Midway into hour number twelve, with 8 tables remaining, Ron’s stack in relation to the escalating blinds and antes became a concern. He could no longer be patient. With 8,200 chips remaining and blinds of 800/1600 with 200 antes, he had less than two orbits remaining. He was in the dreaded ‘Red Zone’. He made a conscious decision to settle for any pair or any ace as first to act. He moved in with A7 two off the button and the big blind woke up with pocket queens. An ace and a seven came on the flop bringing a moment of excitement. A Queen came on the turn like a dagger.
Ron played for nearly 12 hours and placed ahead of 1,171 other players. His official prize money of $936 was a nice addition to his 250 PSO sponsorship points and a seat in the PSO Final where he will be competing for $50,000 in PSO sponsorship money. In addition, he won nearly $1,200 over the weekend in a super satellite where he finished one place away from a seat in the $10,000 main event.

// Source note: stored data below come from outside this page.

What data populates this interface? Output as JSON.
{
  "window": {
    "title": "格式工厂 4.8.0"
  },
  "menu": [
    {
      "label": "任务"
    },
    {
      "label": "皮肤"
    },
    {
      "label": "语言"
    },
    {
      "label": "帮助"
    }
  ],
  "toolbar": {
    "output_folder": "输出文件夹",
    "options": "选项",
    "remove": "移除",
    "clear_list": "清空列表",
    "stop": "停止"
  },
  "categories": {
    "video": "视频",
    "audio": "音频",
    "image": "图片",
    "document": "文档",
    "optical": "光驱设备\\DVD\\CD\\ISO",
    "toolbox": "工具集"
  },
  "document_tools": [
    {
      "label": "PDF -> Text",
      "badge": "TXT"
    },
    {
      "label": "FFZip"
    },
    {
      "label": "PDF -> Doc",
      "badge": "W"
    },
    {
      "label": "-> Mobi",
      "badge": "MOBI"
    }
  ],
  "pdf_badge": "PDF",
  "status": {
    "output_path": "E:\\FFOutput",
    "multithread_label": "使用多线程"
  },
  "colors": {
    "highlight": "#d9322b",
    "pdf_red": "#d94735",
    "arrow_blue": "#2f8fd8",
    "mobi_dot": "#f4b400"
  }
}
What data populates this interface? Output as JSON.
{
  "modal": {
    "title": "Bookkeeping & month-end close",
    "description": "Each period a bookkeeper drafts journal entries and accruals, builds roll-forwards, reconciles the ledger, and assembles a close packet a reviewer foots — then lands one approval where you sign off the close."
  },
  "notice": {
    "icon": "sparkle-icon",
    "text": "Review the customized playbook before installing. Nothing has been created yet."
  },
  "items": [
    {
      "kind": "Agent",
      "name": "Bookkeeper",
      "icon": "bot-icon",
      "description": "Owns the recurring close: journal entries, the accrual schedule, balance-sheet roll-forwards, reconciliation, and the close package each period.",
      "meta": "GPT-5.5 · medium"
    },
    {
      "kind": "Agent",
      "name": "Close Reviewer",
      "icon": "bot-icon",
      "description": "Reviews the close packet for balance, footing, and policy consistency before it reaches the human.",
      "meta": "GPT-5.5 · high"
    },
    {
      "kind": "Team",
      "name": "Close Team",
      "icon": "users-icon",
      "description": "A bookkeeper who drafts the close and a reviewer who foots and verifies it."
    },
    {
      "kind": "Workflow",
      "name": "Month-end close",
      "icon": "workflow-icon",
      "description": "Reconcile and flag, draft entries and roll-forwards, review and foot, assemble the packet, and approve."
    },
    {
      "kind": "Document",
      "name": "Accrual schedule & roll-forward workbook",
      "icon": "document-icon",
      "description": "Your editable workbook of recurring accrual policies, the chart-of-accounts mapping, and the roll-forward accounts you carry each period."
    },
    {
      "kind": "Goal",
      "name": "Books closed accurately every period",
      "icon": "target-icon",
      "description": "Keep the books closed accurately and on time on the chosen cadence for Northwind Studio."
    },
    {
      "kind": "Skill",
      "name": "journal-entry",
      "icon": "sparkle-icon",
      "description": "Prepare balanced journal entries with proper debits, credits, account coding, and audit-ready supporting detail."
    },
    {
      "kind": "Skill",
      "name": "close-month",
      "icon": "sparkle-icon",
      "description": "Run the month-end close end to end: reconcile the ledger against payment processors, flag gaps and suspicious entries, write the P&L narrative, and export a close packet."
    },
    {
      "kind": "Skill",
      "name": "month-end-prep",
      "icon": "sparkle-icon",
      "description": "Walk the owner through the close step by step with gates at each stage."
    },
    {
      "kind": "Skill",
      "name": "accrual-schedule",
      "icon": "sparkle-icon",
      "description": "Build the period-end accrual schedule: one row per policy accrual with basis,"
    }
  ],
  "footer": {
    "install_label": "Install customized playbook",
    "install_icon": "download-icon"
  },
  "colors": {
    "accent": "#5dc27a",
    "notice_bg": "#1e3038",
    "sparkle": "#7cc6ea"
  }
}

He will be donating 10% of everything he wins at Foxwoods to his favorite charity to prevent child abuse - go to http://www.preventchildabuseny.org . He and his girlfriend, Angela, will be back at Foxwoods this coming weekend when he will enter the $1,000 buy-in event with the hope of winning more money to add to his existing donation. He claims the highlight of the trip so far has actually been his ring games where he has competed profitably in games that included two WSOP bracelet winners.
Ron would like to thank Mark and Tina and all affiliated with Poker School Online for the chance to compete in the PSO Live Tour. He is looking forward to taking his seat at the PSO Final. Congratulations to Ron, Sean, Ward and all the others who represented PSO so visibly, proudly and positively during the tournament. Even Chrome's Devil Horns and necktie were perfectly coordinated to the PSO logo colors!
There's no way to know for sure at this point, but I think we recruited a bunch of new PSO members in the process. Special thanks also to Sharla for her moral and logistical support. I don't know when she sleeps. She seemed to be in the tournament room around the clock every day this week!